Biblically, the prelapsarian snake was a form taken by the devil to tempt Eve into eating from The Tree of Knowledge, to which she did. This act is considered the ‘fall of man’. And among Abrahamic people it represents a tradition – a presentation symbolical of moral and religious truths. So, considering this prelapsarian snake and its ties to the original sin, we are met with serpentwithfeet – a tattooed pentagram inhabiting his forehead, along with two words: ‘HEAVEN’ and ‘SUICIDE’. There is an indisputable satanic air.
Yet the Baltimore-born Josiah Wise produces an angelic voice, pure and unwavering. ‘cherubim’ exemplifies this perfectly, not only a continuation of the biblical themes, but an inversion of them. ‘Boy, every time I worship you, my mouth is filled with honey / Boy, every time I build your throne, I feel myself growing,’ serpent sings alluding to the act of fellatio. Returning to this idea of ‘the fall of man’, in the trajectory of ‘soil’, ‘cherubim’ calls back to the cherubs God placed on the entrance of the Garden of Eden, ensuring neither Adam or Eve could eat from the “tree of life” and become immortal. However, the story here is twisted, ‘cherubim’ is a song of self-discovery; being unsure of your one’s sexuality.
This dichotomy between the black, gay existence and one of Christianity is present throughout the whole, intensely spiritual album as mantra-like abstractions fill its repertoire. It would be easy to place Wise within a lineage of African American Spiritualism – Alice Coltrane, Pharaoh Sanders, Sun Ra. Similarly, it is clear he also belongs to a lineage of black classical singers who, for one reason or another, invested their talent outside the classical white realm – Nina Simone and Kirk Franklin come to mind.
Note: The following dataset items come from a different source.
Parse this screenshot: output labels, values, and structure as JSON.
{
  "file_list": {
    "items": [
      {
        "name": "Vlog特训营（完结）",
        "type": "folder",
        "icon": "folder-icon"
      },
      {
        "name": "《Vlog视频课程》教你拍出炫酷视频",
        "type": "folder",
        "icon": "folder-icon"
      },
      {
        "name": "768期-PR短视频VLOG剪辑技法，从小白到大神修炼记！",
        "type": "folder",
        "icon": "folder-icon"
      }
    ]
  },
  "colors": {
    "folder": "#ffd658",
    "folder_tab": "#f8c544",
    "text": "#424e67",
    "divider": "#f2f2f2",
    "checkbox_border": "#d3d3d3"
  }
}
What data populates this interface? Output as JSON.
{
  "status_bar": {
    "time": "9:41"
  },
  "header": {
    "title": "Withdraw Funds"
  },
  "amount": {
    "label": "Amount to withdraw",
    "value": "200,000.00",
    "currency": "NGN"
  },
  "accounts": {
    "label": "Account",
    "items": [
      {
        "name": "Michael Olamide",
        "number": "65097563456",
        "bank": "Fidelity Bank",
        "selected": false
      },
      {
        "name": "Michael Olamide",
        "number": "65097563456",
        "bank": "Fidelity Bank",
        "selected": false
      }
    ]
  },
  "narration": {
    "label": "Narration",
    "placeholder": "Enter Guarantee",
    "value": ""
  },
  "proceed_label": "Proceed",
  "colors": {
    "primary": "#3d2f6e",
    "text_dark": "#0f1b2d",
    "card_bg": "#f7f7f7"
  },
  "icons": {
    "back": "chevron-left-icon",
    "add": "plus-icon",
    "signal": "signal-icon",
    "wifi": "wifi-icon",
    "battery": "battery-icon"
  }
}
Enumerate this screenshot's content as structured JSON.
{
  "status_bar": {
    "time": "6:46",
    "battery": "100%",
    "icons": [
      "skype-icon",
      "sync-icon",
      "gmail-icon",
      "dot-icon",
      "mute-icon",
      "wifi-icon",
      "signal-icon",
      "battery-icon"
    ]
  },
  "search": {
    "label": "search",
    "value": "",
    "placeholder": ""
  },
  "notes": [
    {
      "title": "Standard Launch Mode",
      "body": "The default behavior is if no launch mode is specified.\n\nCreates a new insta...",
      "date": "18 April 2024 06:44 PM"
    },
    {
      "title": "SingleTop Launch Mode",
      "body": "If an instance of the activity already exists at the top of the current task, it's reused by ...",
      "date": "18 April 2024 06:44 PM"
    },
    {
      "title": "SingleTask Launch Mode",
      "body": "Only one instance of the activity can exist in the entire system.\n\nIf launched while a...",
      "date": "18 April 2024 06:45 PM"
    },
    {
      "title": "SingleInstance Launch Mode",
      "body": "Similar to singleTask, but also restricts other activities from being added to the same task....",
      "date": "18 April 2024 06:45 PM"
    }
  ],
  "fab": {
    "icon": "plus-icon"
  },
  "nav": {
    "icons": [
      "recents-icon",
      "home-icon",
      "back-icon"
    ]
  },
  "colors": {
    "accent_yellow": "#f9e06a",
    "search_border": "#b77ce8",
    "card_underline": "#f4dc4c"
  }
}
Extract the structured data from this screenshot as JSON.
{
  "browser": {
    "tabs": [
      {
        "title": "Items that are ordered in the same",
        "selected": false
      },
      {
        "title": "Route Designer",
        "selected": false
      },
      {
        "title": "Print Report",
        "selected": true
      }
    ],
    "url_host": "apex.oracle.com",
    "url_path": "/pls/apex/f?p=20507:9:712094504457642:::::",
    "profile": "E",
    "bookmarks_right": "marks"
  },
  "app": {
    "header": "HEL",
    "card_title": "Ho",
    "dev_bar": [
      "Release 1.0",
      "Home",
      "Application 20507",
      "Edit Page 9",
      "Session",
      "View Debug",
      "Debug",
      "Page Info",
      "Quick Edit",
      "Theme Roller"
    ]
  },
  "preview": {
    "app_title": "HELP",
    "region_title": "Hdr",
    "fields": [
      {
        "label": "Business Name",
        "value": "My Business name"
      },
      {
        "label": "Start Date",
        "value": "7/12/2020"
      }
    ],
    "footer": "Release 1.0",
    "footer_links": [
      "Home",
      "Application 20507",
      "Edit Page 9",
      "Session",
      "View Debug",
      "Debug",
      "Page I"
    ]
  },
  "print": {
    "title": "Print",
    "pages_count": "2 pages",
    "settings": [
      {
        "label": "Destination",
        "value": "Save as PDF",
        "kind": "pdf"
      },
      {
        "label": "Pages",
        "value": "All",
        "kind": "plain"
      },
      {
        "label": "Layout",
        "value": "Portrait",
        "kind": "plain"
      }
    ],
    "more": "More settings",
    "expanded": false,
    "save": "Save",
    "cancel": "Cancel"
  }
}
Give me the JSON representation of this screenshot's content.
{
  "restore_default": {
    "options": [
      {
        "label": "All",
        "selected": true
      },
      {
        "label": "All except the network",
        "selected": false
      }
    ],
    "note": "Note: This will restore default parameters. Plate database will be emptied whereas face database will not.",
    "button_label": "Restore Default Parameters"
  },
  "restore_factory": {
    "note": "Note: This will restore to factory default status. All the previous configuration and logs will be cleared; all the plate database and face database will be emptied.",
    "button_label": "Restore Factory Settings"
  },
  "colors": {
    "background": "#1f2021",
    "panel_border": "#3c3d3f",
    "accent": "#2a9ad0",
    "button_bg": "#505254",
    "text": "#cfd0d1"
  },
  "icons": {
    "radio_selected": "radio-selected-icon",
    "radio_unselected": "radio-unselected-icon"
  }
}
The expulsion of African-American innovation from the widely accepted canonical narrative is representative of the culture of exclusions that is still largely prevalent.
Despite this apparent easy-placement in the continuum of music, serpentwithfeet exists beyond genre. ‘soil’ is supported by production marked with a joyful indeterminacy (in a good way) – Katie Gately, mmph, Clams Casino and Paul Epworth all contributed, leaving the album sounding remarkably collaborative, while the words were solely penned by Wise – sweet whispers of love in all forms; unrequited, lost, new-found etc. ‘I call all your ex boyfriends, and ask them for a kiss,’ he croons on ‘fragrant’. It’s destructive in how personal it is.